A pattern made of construction toy pieces

It’s all very good for dexterity too – due to the way that the parts which can be connected to others are aligned, the pieces sometimes need to be rotated in order to fit. According to the press release, it’s good for mathematics skills too and I can see why – if only there were more things of its ilk around when I was little – I may not have been forced to resit my GCSE! Another benefit we’ve discovered is that it’s useful for teaching Xander colours. He seemed confused by them for a little while – thinking everything was ‘purple’ – but asking him to pick out certain pieces by referring to their colour has certainly contributed to him getting them right most of the time too.

A person made of construction toy pieces

The key thing, of course, is what the boys think of it and I’m pleased to report that they both love it. Dylan in particular, but it has to be pointed out that Xander is a year under the recommended age, so I think it’s something he’ll enjoy more and more as his attention span increases! In case all the positives I’ve highlighted in this review haven’t given the game away, I’ve really enjoyed playing with it too and am really pleased that the boys are gaining something from using it. I’m very happy to recommend it for anyone on the lookout for an educational toy for children aged three and up.

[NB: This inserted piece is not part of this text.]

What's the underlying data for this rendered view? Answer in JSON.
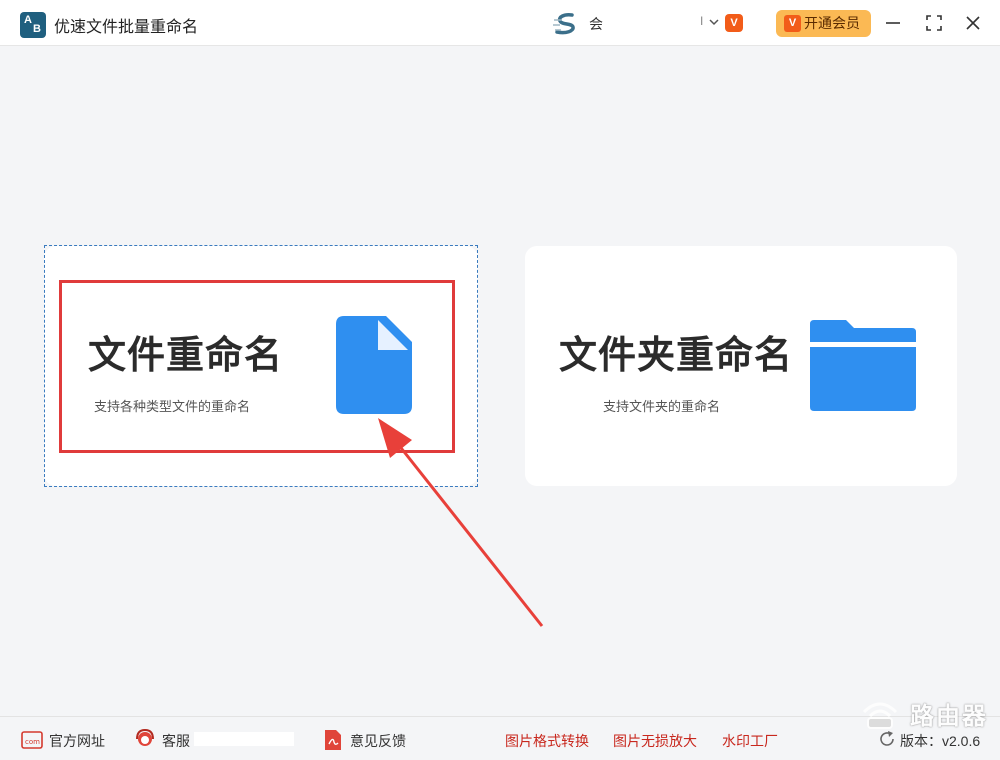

Bizzy Bitz sets are available from £4.80. The 110-piece My First Bizzy Bitz set we were sent costs £13.99.


  1. Rachel Fogel

    Hi Tom

    Thanks for your postivie feedback for the Bizzy Bitz. I’m delighted that you all enjoyed it and hope that with time you will become totally addicted!

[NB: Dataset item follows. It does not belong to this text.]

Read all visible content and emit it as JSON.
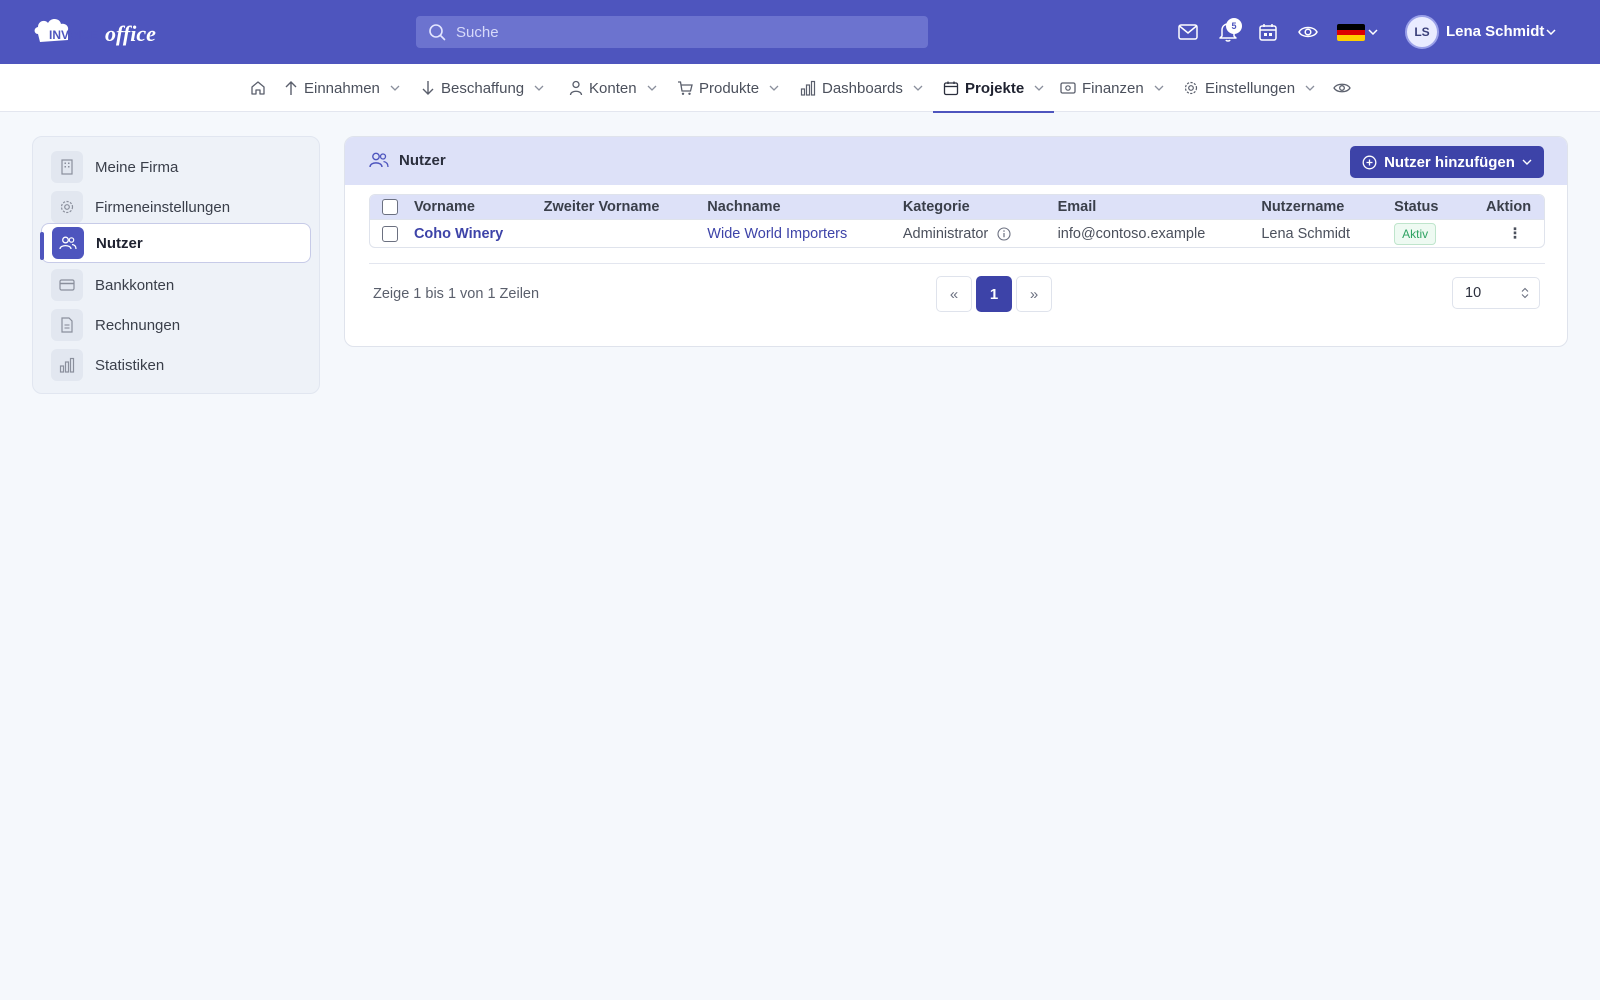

    I would like to ask your opinion about the expandable straw parts (Flexees), which are still in their trial stage. I am aware that they are fairly disposable, although they are definitely a product enhancer. Would you say that the benefits of the Flexees outweigh their drawback, or should we rather drop them until we can come up with something better (probably more expensive too!).

    Kind regards


    1. Post

      No problem Rachel! I think they’re a useful addition to the set and enable more creativity. They were the bits that my older son played with most at first, so I think this shows that they’re worth keeping in! The ones in our set are still in good condition, but I see your point about them being fairly disposable. I don’t know if it’s possible for them to be slightly more robust? Hope this helps!